In previous blog posts we discussed using DNS traffic patterns to categorize different types of sites. The pattern examined was a spike in traffic. Many classes of spam domains also exhibit spikes in traffic either when people click on links contained in the spam email or when a domain is used as a exploited mail relay. Identifying categories of spam domains was aided by the use of URIBL.
URIBL is a realtime URI blacklist used by many mail servers to determine if an incoming piece of mail is associated with a URI on the blacklist. Luckily for us queries to URIBL are made via DNS. This allows us to collect information regarding the domains queried by various mail servers during the course of the day. After collecting a couple hundred URIBL queries and parsing these queries for the embedded URIs we have a list of domains potentially associated with spam.
We are most interested in signals regarding the query patterns of these domains. Our hypothesis is that a certain group of these domains all have very similar query patterns. One query pattern that we have studied is the spike. Consequently, we check what domains from the URIBL list also appear on our spike list. Interestingly about 65% of domains that appear in our URIBL list also appear in our list of spiked domains. This is a strong indicator that we have a found a useful signal to identify potentially spammy domains.
Spikes that fall into the spammy category have two special characteristics that distinguish them from other domains that have spiked.
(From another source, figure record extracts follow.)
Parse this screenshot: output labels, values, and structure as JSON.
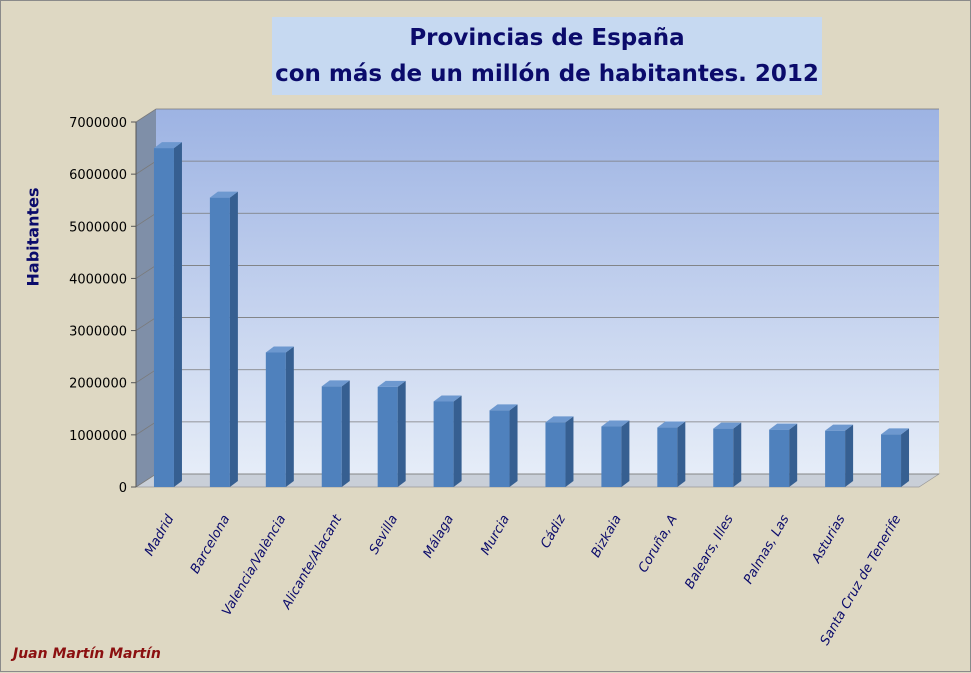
{
  "chart_data": {
    "type": "bar",
    "title_line1": "Provincias de España",
    "title_line2": "con más de un millón de habitantes. 2012",
    "xlabel": "",
    "ylabel": "Habitantes",
    "ylim": [
      0,
      7000000
    ],
    "yticks": [
      "0",
      "1000000",
      "2000000",
      "3000000",
      "4000000",
      "5000000",
      "6000000",
      "7000000"
    ],
    "grid": true,
    "categories": [
      "Madrid",
      "Barcelona",
      "Valencia/València",
      "Alicante/Alacant",
      "Sevilla",
      "Málaga",
      "Murcia",
      "Cádiz",
      "Bizkaia",
      "Coruña, A",
      "Balears, Illes",
      "Palmas, Las",
      "Asturias",
      "Santa Cruz de Tenerife"
    ],
    "values": [
      6500000,
      5550000,
      2580000,
      1930000,
      1920000,
      1640000,
      1470000,
      1240000,
      1160000,
      1140000,
      1120000,
      1100000,
      1080000,
      1010000
    ],
    "colors": {
      "bar": "#4f81bd",
      "bar_top": "#6d98cf",
      "bar_side": "#365f91",
      "plot_top": "#9db3e3",
      "plot_bottom": "#e6edf8",
      "wall_side": "#7f8fa8",
      "floor": "#c9cfd8"
    }
  },
  "author": "Juan Martín Martín"
}
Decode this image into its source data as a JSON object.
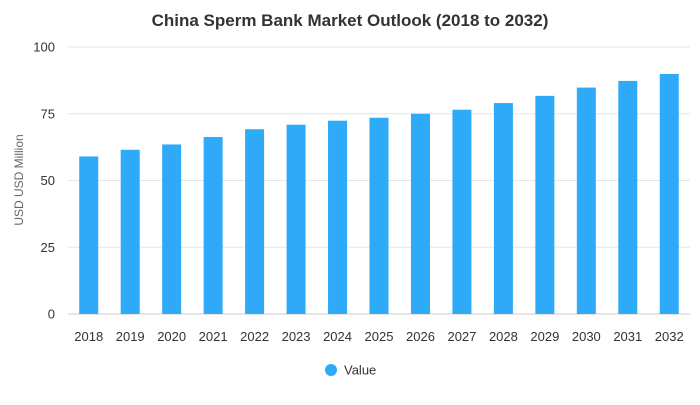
{
  "chart_data": {
    "type": "bar",
    "title": "China Sperm Bank Market Outlook (2018 to 2032)",
    "xlabel": "",
    "ylabel": "USD USD Million",
    "ylim": [
      0,
      100
    ],
    "yticks": [
      0,
      25,
      50,
      75,
      100
    ],
    "grid": true,
    "legend_position": "bottom",
    "categories": [
      "2018",
      "2019",
      "2020",
      "2021",
      "2022",
      "2023",
      "2024",
      "2025",
      "2026",
      "2027",
      "2028",
      "2029",
      "2030",
      "2031",
      "2032"
    ],
    "series": [
      {
        "name": "Value",
        "color": "#2eaaf8",
        "values": [
          59,
          61.5,
          63.5,
          66.3,
          69.2,
          70.9,
          72.4,
          73.5,
          75,
          76.5,
          79,
          81.7,
          84.8,
          87.3,
          89.9
        ]
      }
    ]
  }
}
First, the height of the spike for these domains occupy the 98 percentile of spike height. They have substantially higher in size than other domains that have experienced a spike. This could be caused by the amount spam emails sent out. Second, they usually include a qtype of 15 which refers to a mail server request.
Here is an example of how one such spammy spiked domain appears on Investigate:
What was interesting was then following up on the IP that hosted this domain. Interestingly it hosted set of similarly patterned domain names that also all happened to spike in a 2-3 hour window.
This lends further evidence that this domain was potentially involved in a spam run. Unfortunately, these domains either have WhoisGuard protection or do not have any available Whois information to help us to further follow up research. A future challenge for researchers is to determine where these domains lie in the overall spam chain. The majority of these domains no longer resolve or load up blank pages. Identifying the actual content on the page might help us discover their role in the future. DNS data might not contain the content information of webpages but in conjunction with other sources of data it can be used to identify potentially new threats.